The T-34/85 medium tank was an improved version of the original Soviet T-34 tank. The T-34/85 featured a larger 85-millimeter gun, improved armor, and a cupola for the tank commander, giving him 360-degree protected vision. More than 17,000 tanks were produced worldwide, many serving well into the 1970s and 1980s. The main Soviet tank of World War II, the tank played a key role in the destruction of Nazi Germany.

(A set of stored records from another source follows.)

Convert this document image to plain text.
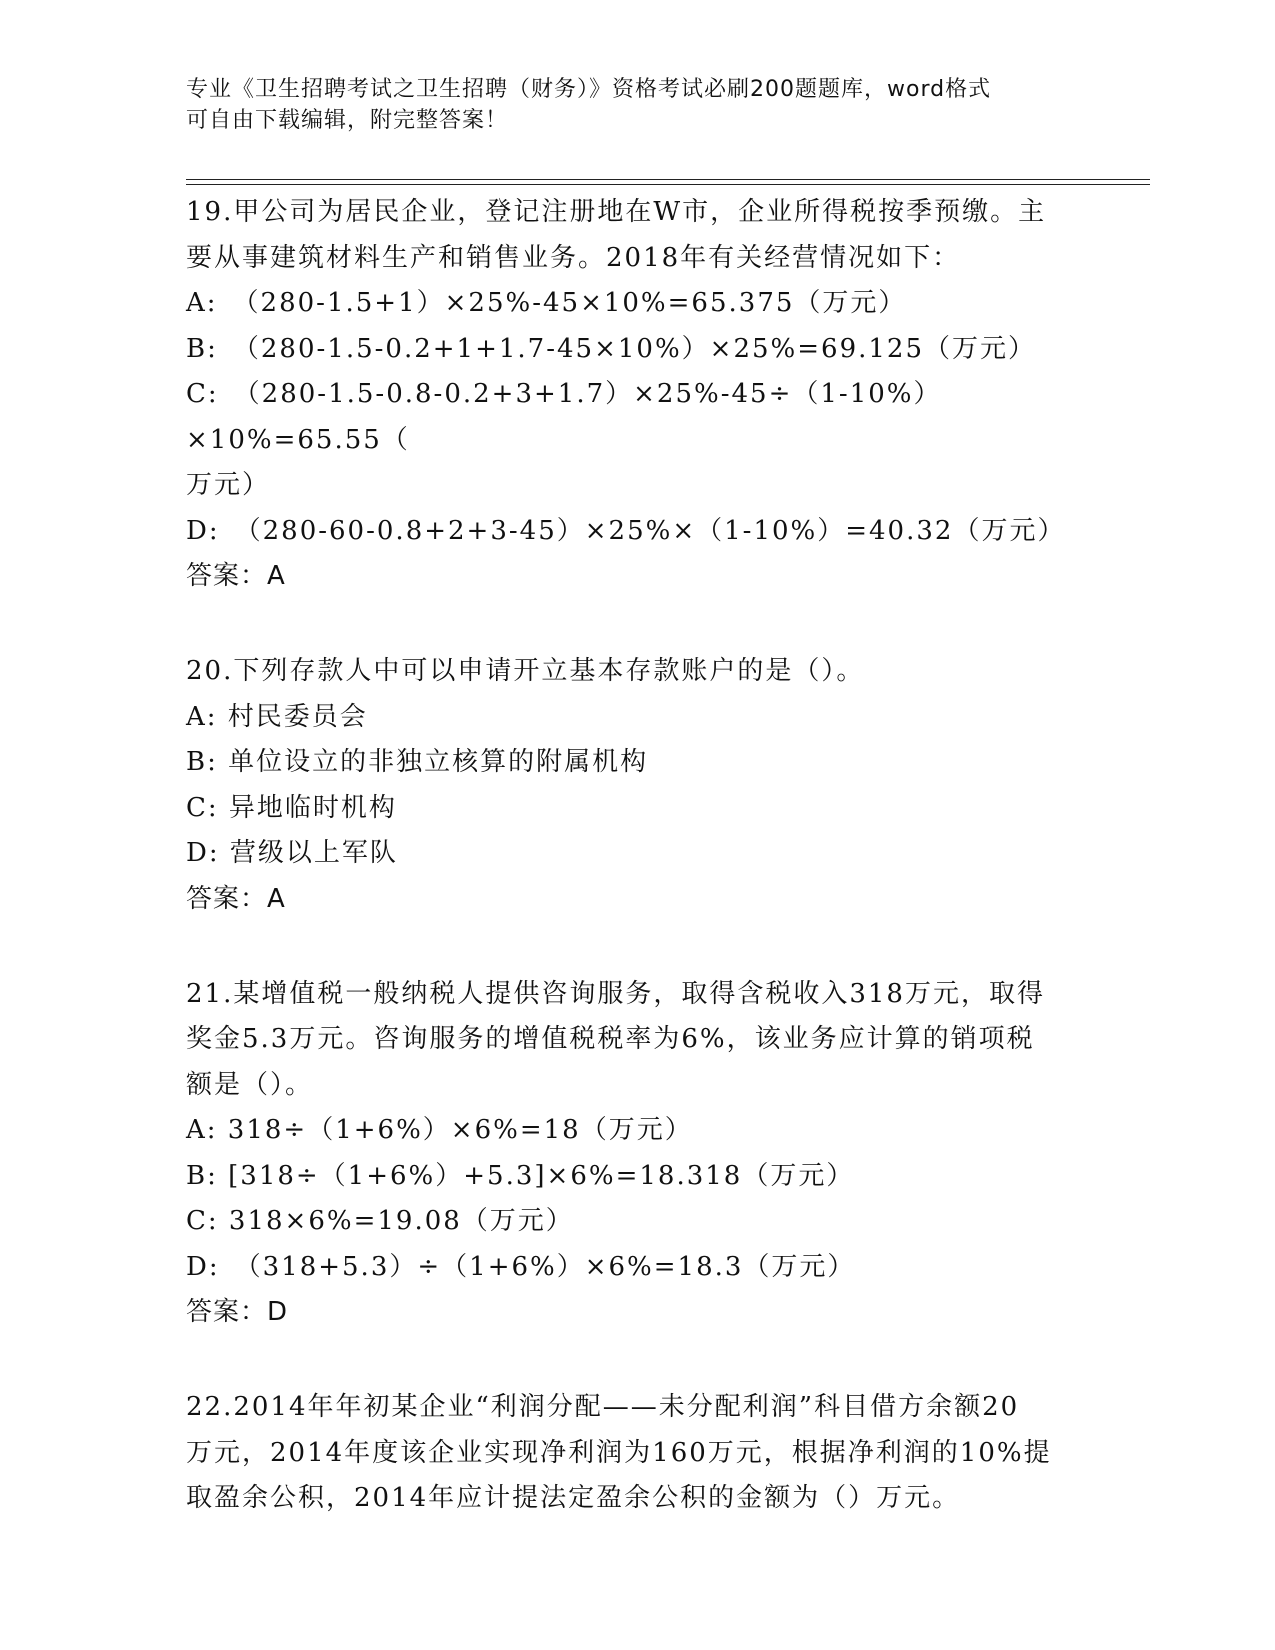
专业《卫生招聘考试之卫生招聘（财务）》资格考试必刷200题题库，word格式
可自由下载编辑，附完整答案！
19.甲公司为居民企业，登记注册地在W市，企业所得税按季预缴。主
要从事建筑材料生产和销售业务。2018年有关经营情况如下：
A:　（280-1.5+1）×25%-45×10%=65.375（万元）
B:　（280-1.5-0.2+1+1.7-45×10%）×25%=69.125（万元）
C:　（280-1.5-0.8-0.2+3+1.7）×25%-45÷（1-10%）×10%=65.55（
万元）
D:　（280-60-0.8+2+3-45）×25%×（1-10%）=40.32（万元）
答案：A
20.下列存款人中可以申请开立基本存款账户的是（）。
A: 村民委员会
B: 单位设立的非独立核算的附属机构
C: 异地临时机构
D: 营级以上军队
答案：A
21.某增值税一般纳税人提供咨询服务，取得含税收入318万元，取得
奖金5.3万元。咨询服务的增值税税率为6%，该业务应计算的销项税
额是（）。
A: 318÷（1+6%）×6%=18（万元）
B: [318÷（1+6%）+5.3]×6%=18.318（万元）
C: 318×6%=19.08（万元）
D:　（318+5.3）÷（1+6%）×6%=18.3（万元）
答案：D
22.2014年年初某企业“利润分配——未分配利润”科目借方余额20
万元，2014年度该企业实现净利润为160万元，根据净利润的10%提
取盈余公积，2014年应计提法定盈余公积的金额为（）万元。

The T-34/85 weighs 32 tons fully loaded. Like all tanks, the T-34 uses tracks instead of wheels to give the vehicle better cross-country performance and to spread the tank’s weight over a wider area, giving it lower ground pressure per square inch than a wheeled vehicle. Tracks are meant to gain traction in whatever surface lies underneath the tank and then exert huge amounts of torque that propel the tank forward.

Photo credit: Yuri Pasholok
Photo credit: Yuri Pasholok

Obviously this could be a problem on asphalt-lined roads, and tanks have been banned from military parades in the U.S. for precisely that reason. In 2017 President Trump declared he wanted a 4th of July military parade similar to that held in Paris for Bastille Day. Trump wanted tanks and other military vehicles but was dissuaded after the Pentagon explained the cost of the parade and how tracked vehicles could ruin Washington D.C.’s streets. Exacerbating the problem is the sheer weight of modern military vehicles: a U.S. Army M1A2 main battle tank weighs 68 tons—more than twice as much as the T-34/85.

Pasholok blog entry shows several T-34/85s in parade colors, apparently practicing on Moscow’s Tverskaya Street. These tanks are apparently of Czechoslovakian origin, having been built by Czechoslovakia under license and imported by the Russian Army for ceremonial activities. Russia imported another 30 T-34/85 tanks from Laos in 2019.